Due giorni fa la Virtus Basket Cassino dichiarava, in una nota stampa, di ‘gettare la spugna’ dopo aver lottato inutilmente. In pratica, rinunciare all’iscrizione al campionato di Serie B Nazionale maschile 2025-26.
“Una scelta difficile, maturata al termine di un lungo periodo segnato da criticità strutturali non più sostenibili, che da oltre due anni limitano in modo significativo la possibilità di operare con continuità e ambizione.
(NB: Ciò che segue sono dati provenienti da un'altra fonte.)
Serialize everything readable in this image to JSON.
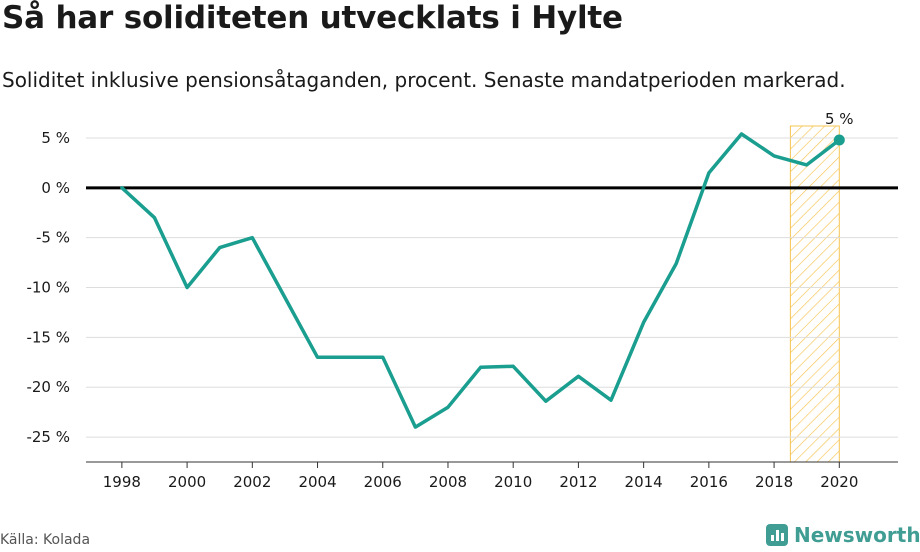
{
  "header": {
    "title": "Så har soliditeten utvecklats i Hylte",
    "subtitle": "Soliditet inklusive pensionsåtaganden, procent. Senaste mandatperioden markerad."
  },
  "footer": {
    "source": "Källa: Kolada",
    "brand": "Newsworthy"
  },
  "colors": {
    "line": "#1a9e8f",
    "zero_line": "#000000",
    "grid": "#dddddd",
    "highlight_stroke": "#f6c453",
    "brand": "#3f9d93"
  },
  "chart_data": {
    "type": "line",
    "x": [
      1998,
      1999,
      2000,
      2001,
      2002,
      2003,
      2004,
      2005,
      2006,
      2007,
      2008,
      2009,
      2010,
      2011,
      2012,
      2013,
      2014,
      2015,
      2016,
      2017,
      2018,
      2019,
      2020
    ],
    "series": [
      {
        "values": [
          0,
          -3,
          -10,
          -6,
          -5,
          -11,
          -17,
          -17,
          -17,
          -24,
          -22,
          -18,
          -17.9,
          -21.4,
          -18.9,
          -21.3,
          -13.5,
          -7.6,
          1.5,
          5.4,
          3.2,
          2.3,
          4.8
        ]
      }
    ],
    "yticks": [
      5,
      0,
      -5,
      -10,
      -15,
      -20,
      -25
    ],
    "ytick_labels": [
      "5 %",
      "0 %",
      "-5 %",
      "-10 %",
      "-15 %",
      "-20 %",
      "-25 %"
    ],
    "xticks": [
      1998,
      2000,
      2002,
      2004,
      2006,
      2008,
      2010,
      2012,
      2014,
      2016,
      2018,
      2020
    ],
    "xtick_labels": [
      "1998",
      "2000",
      "2002",
      "2004",
      "2006",
      "2008",
      "2010",
      "2012",
      "2014",
      "2016",
      "2018",
      "2020"
    ],
    "ylim": [
      -27.5,
      6.2
    ],
    "xlim": [
      1996.9,
      2021.8
    ],
    "highlight_range": [
      2018.5,
      2020
    ],
    "end_label": "5 %",
    "grid": true,
    "legend": "none"
  }
}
A tutto ciò si è aggiunto un progressivo isolamento, che ha visto venir meno il sostegno concreto di chi, sul territorio, avrebbe potuto davvero fare la differenza: imprenditori, istituzioni, media locali e stakeholder territoriali.
Nonostante gli sforzi quotidiani della Società e della Proprietà, non sussistono più, allo stato attuale, le condizioni per garantire una partecipazione seria e dignitosa a un campionato di livello nazionale.
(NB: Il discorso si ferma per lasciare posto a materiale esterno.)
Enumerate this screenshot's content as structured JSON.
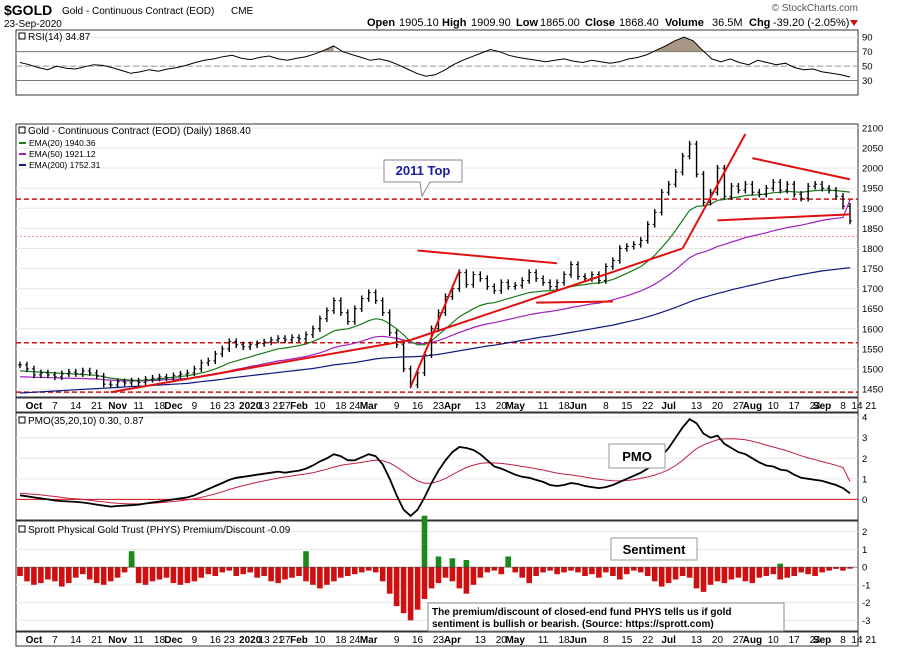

Contestualmente, la Virtus Cassino ha provveduto a riaffiliarsi regolarmente per la nuova stagione sportiva, adempiendo al pagamento della prima rata federale, e ha inoltrato formale richiesta di riposizionamento nel campionato di Divisione Regionale 1 (DR1) Lazio, con l’intento di tutelare e rilanciare il progetto sportivo, salvaguardando l’identità e la passione che da sempre contraddistinguono i nostri colori.
Seguiranno aggiornamenti ufficiali non appena verrà definito l’esito della richiesta.
La VIRTUS TSB 2012 CASSINO continuerà a operare con serietà, impegno e senso di responsabilità, portando avanti la propria missione sportiva e sociale al servizio del territorio e dei giovani”.
Questo accadeva il 7 luglio. Una dichiarazione che è arrivata come un colpo al cuore di tanti estimatori, sostenitori, colleghi e anche competitors che pubblicamente hanno manifestato dissenso, sconforto, solidarietà. Una parte dell’opinione pubblica ha visto nell’amministrazione Salera una responsabilità diretta e lo ha manifestato a chiare lettere sui social.
Oggi, il sindaco di Cassino Enzo Salera ribatte alle polemiche sentendosi tirato in causa.
“Apprendo con rammarico la mancata iscrizione della Virtus al campionato di serie B. Rivelo però con altrettanto rammarico la posizione della società che individua, tra i vari responsabili della mancata iscrizione anche l’amministrazione comunale. Faccio presente che la mia amministrazione è stata l’unica, su espressa richiesta della Virtus, ad approvare in consiglio comunale una variante per la concessione dell’area su cui la Virtus intendeva realizzare un palazzetto. Sono state concesse ben tre proroghe ma non ci è stato mai presentato il progetto definitivo dell’opera.
Se lo avessero fatto, peraltro, avremmo potuto partecipare ad aprile scorso al bando per un finanziamento del Ministero dello Sport, complessivi 10 milioni di euro, per la ristrutturazione di tutta l’area sportiva di Casilina Sud. La condizione, infatti, prevedeva la compartecipazione di un soggetto privato. Il palazzetto costituiva dunque elemento fondamentale per la concessione del finanziamento.
Comprendo dunque l’amarezza, ma mi resta difficile invece comprendere quale responsabilità possa essere addebitata alla mia amministrazione. Insomma, cosa,da parte nostra, si poteva fare più di quanto, invece, non sarebbe stato fatto”.